Métis Nation of Saskatchewan citizens will have free entry to several historical sites in Saskatchewan for the next six years.
The agreement between the Federal Government and the MN-S is part of Parks Canada’s Open Doors Program and allows Métis people from Saskatchewan to visit Fort Battleford, Batoche, Fort Walsh and the Motherwell Homestead National Historic Sites at no cost. Grasslands and Prince Albert National Park are also a part of this program.
MN-S Senior Director Mark Calette explains that Métis people have many traditional roots at these sites, and he’s happy that this agreement has been made.
“Our people are connected to the land.
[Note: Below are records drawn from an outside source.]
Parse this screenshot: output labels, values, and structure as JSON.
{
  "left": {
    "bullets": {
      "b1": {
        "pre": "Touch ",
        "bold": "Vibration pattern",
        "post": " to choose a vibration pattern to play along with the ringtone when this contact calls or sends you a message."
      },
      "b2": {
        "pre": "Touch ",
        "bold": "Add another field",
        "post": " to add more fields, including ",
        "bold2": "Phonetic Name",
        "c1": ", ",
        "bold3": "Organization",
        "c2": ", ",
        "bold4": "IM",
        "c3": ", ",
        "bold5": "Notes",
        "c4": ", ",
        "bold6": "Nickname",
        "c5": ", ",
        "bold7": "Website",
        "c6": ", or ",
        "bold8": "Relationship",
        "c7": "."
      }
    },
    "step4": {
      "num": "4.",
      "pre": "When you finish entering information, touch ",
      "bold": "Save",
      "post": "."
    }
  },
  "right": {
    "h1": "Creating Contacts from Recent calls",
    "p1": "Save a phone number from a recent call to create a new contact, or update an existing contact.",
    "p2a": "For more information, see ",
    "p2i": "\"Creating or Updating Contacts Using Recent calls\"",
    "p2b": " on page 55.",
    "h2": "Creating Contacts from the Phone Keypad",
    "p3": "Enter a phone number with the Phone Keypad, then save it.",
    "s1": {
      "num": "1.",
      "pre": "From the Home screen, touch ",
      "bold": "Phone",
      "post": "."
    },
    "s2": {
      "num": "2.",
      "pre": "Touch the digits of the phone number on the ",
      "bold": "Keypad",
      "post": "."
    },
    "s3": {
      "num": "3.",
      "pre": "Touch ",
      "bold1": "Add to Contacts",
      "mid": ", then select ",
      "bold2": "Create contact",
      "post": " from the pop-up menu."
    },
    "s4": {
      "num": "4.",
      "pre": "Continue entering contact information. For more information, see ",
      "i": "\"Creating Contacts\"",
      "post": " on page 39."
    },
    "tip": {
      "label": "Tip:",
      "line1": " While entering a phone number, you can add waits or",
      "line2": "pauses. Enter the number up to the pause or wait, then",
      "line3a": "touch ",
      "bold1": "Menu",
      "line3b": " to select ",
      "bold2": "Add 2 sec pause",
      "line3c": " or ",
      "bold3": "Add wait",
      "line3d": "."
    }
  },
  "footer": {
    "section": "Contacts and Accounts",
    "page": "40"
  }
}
Being able to be out in these special places, a lot of which have very deep roots with Métis history, probably almost all of them, it’s just really meaningful for them, it’s been a really good partnership.”
Federal Minister of Parks Canada Jonathan Wilkinson, in his statement about the July 17th agreement, said that this memorandum of understanding is part of the federal government’s commitment to reconciliation through recognition of rights, respect, co-operation and partnership, as well as honouring contributions, culture and history of Indigenous and Métis peoples.
Calette says he agrees with this statement, and that this will have a positive impact for Métis citizens across the province.
“For some of our citizens, that’s going to be a really, really big help, and so I think it’s just going to allow them to maybe do things and go places they maybe wouldn’t have an opportunity to do, or maybe not as frequently. So this is a really big thing for them.”
Métis people in Saskatchewan will receive a specially designed pass for these sites in the near future, but in the meantime MN-S Citizenship Cards can be presented when accessing these places. Upon presentation of the card, Parks Canada will provide free entry for the person’s entire visit.
The agreement will be in place until March 31st, 2026, at which time it will be up for review and renewal. All other fees for these sites, including camping, special programming or any other fees or levies that are not entry costs still apply.